H&E Image-based Consensus Molecular Subtype Classification of Colorectal Cancer Using Weak Labeling
Published in ASCO Annual Meeting, 2020
Recommended citation: Andrew J. Kruger, Lingdao Sha, Madhavi Kannan, Rohan P. Joshi, Benjamin D. Leibowitz, Renyu Zhang, Aly A. Khan, and Martin Stumpe Journal of Clinical Oncology 2020 38:15_suppl, e16097-e16097 https://ascopubs.org/doi/abs/10.1200/JCO.2020.38.15_suppl.e16097
Using gene-expression, consensus molecular subtypes (CMS) divide colorectal cancers (CRC) into four categories with prognostic and therapy-predictive clinical utilities. These subtypes also manifest as different morphological phenotypes in whole-slide images (WSIs). Here, we implemented and trained a novel deep multiple instance learning (MIL) framework that requires only a single label per WSI to identify morphological biomarkers and accelerate CMS classification. Methods: Deep learning models can be trained by MIL frameworks to classify tissue in localized tiles from large ( > 1 Gb) WSIs using only weakly supervised, slide-level classification labels. Here we demonstrate a novel framework that advances on instance-based MIL by using a multi-phase approach to training deep learning models. The framework allows us to train on WSIs that contain multiple CMS classes while further identifying previously undiscovered tissue features that have low or no correlation with any subtype.
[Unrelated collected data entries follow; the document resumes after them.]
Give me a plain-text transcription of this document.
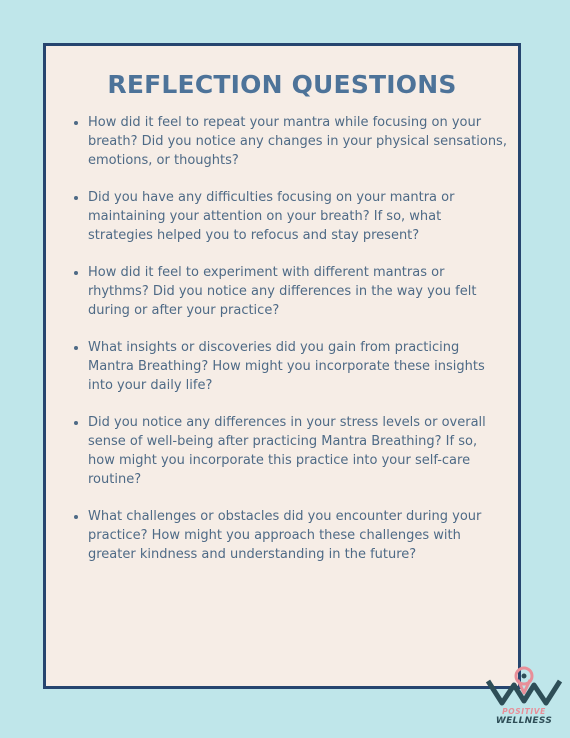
REFLECTION QUESTIONS
How did it feel to repeat your mantra while focusing on your breath? Did you notice any changes in your physical sensations, emotions, or thoughts?
Did you have any difficulties focusing on your mantra or maintaining your attention on your breath? If so, what strategies helped you to refocus and stay present?
How did it feel to experiment with different mantras or rhythms? Did you notice any differences in the way you felt during or after your practice?
What insights or discoveries did you gain from practicing Mantra Breathing? How might you incorporate these insights into your daily life?
Did you notice any differences in your stress levels or overall sense of well-being after practicing Mantra Breathing? If so, how might you incorporate this practice into your self-care routine?
What challenges or obstacles did you encounter during your practice? How might you approach these challenges with greater kindness and understanding in the future?
POSITIVE
WELLNESS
Identification of these uncorrelated features results in improved insights into the specific tissue features that are most associated with the four CMS classes and a more accurate classification of CMS status. Results: We trained and validated (n = 735 WSIs and 184 withheld WSIs, respectively) a ResNet34 convolutional neural network to classify 224x224 pixel tiles distributed across tumor, lymphocyte, and stroma tissue regions. The slide-level CMS classification probability was calculated by an aggregation of the tiles correlated with each one of the four subtypes. The receiver operating characteristic curves had the following one-vs-all AUCs: CMS1 = 0.854, CMS2 = 0.921, CMS3 = 0.850, and CMS4 = 0.866, resulting in an average AUC of 0.873. Initial tests to generalize to other data sets, such as TCGA, are promising and constitute one of the future directions of this work. Conclusions: The MIL framework robustly identified tissue features correlated with CMS groups, allowing for a more efficient classification of CRC samples. We also demonstrated that the morphological features indicative of different molecular subtypes can be identified from the deep neural network.